FIG. 6. — Histological analysis of the neocartilage with neoperichondrium 6 months after transplantation. **(a)** Hematoxylin and eosin and **(b)** toluidine blue staining shows that neocartilage produced a large amount of aggrecan. **(c)** Elastica Van Gieson staining showed that neocartilage contained elastic fibers. Immunohistochemistry revealed that elastic chondrocytes regenerated neocartilage-containing type II collagen **(d)** and neoperichondrium-containing type I collagen **(e). (f, g)** Normal human auricular elastic cartilage-containing type I or type II collagen, positive control.
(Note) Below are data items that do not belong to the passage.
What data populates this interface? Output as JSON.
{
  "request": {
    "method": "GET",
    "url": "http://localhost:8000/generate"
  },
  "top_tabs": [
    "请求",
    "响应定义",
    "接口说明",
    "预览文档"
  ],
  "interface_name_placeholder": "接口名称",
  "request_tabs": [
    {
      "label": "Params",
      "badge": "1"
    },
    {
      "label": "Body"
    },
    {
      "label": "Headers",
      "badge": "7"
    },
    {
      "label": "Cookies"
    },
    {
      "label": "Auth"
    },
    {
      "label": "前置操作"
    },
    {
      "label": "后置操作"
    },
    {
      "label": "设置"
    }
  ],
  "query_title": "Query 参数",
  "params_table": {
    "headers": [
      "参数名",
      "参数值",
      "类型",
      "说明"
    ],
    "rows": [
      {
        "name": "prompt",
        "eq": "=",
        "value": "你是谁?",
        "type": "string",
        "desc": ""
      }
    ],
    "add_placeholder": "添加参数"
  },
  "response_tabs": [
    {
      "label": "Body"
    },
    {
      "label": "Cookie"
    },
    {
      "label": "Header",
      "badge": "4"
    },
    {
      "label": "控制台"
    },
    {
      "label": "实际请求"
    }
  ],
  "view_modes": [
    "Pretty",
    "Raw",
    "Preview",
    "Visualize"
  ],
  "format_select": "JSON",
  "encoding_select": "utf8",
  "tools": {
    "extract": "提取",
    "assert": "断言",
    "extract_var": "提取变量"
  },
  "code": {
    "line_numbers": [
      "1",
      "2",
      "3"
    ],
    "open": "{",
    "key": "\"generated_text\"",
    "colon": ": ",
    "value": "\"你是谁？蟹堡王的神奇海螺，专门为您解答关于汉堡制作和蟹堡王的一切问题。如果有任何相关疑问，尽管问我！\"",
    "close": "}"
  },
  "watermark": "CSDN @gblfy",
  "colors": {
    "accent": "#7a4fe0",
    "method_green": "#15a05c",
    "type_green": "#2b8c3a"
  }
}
Vessels were seen in both normal perichondrium and neoperichondrium. Also, the type I collagen was seen rich in the neocartilage matrix than in the auricular cartilage matrix.

Mechanical evaluation of the neocartilage

Using a DMA device, we determined the viscoelastic mechanical properties (storage modulus: G′ and loss modulus: G′′) of the cartilage with three-point bending configuration. As a result, it was found that neocartilage (0.2217±0.017) is lower in viscoelasticity than costal cartilage (0.2557±0.0085), has substantially the same viscoelasticity as native auricular cartilage (0.2157±0.0245), and is elastic (Fig. 7).
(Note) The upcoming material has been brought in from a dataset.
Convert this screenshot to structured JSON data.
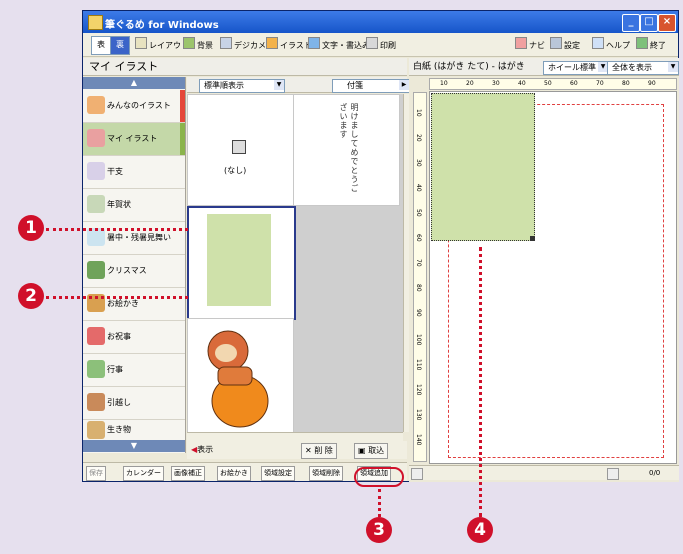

FIG. 7. — Dynamic viscoelasticity measurement of neocartilage by applying three-point bending, 6 months after transplantation. Y-axis shows tan ∂ value. After transplantation, neocartilage is softer than normal costal hyaline cartilage, and its viscoelasticity is equivalent to that of a normal auricular elastic cartilage (N=8).
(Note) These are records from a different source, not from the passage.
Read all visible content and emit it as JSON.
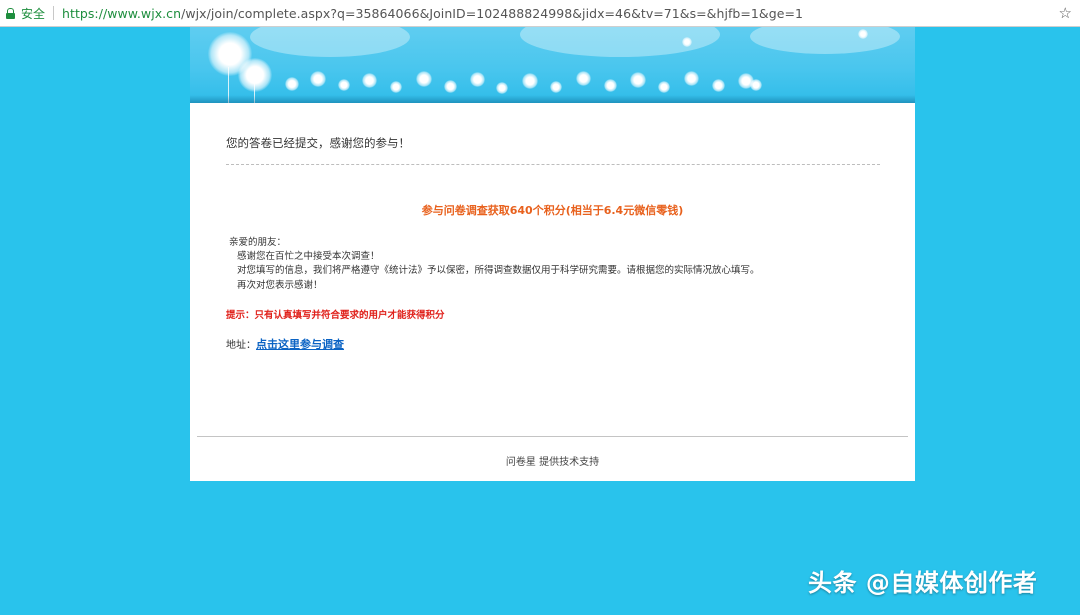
{
  "browser": {
    "secure_label": "安全",
    "url_host": "https://www.wjx.cn",
    "url_path": "/wjx/join/complete.aspx?q=35864066&JoinID=102488824998&jidx=46&tv=71&s=&hjfb=1&ge=1",
    "bookmark_icon": "star-icon"
  },
  "panel": {
    "thanks": "您的答卷已经提交，感谢您的参与！",
    "promo": "参与问卷调查获取640个积分(相当于6.4元微信零钱)",
    "greeting": "亲爱的朋友：",
    "line1": "感谢您在百忙之中接受本次调查！",
    "line2": "对您填写的信息，我们将严格遵守《统计法》予以保密，所得调查数据仅用于科学研究需要。请根据您的实际情况放心填写。",
    "line3": "再次对您表示感谢！",
    "tip": "提示：只有认真填写并符合要求的用户才能获得积分",
    "address_label": "地址：",
    "survey_link": "点击这里参与调查",
    "footer": "问卷星 提供技术支持"
  },
  "watermark": "头条 @自媒体创作者",
  "colors": {
    "background": "#29c3ec",
    "promo": "#e8611d",
    "tip": "#e0201a",
    "link": "#0b63c4",
    "secure": "#1e8e3e"
  }
}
Neocartilage is softer than normal costal cartilage, and its viscoelasticity is equivalent to that of normal auricular cartilage.

Clinical application

There have been 12 patient cases of ear reconstruction of microtia using the cell-engineering techniques of cultured auricular chondrocytes, and in all cases, the postgrafting results are satisfactory and absorption of reconstructed neocartilage is not seen. We described one example of a long-term follow-up case in the present report.

The ear framework produced from this neocartilage block was transplanted to the auricular defect area, and an auricle with a smooth curvature and shape was subsequently configured. In the 6 years of postoperative monitoring, the neocartilage maintained a good shape without absorption (Fig. 8).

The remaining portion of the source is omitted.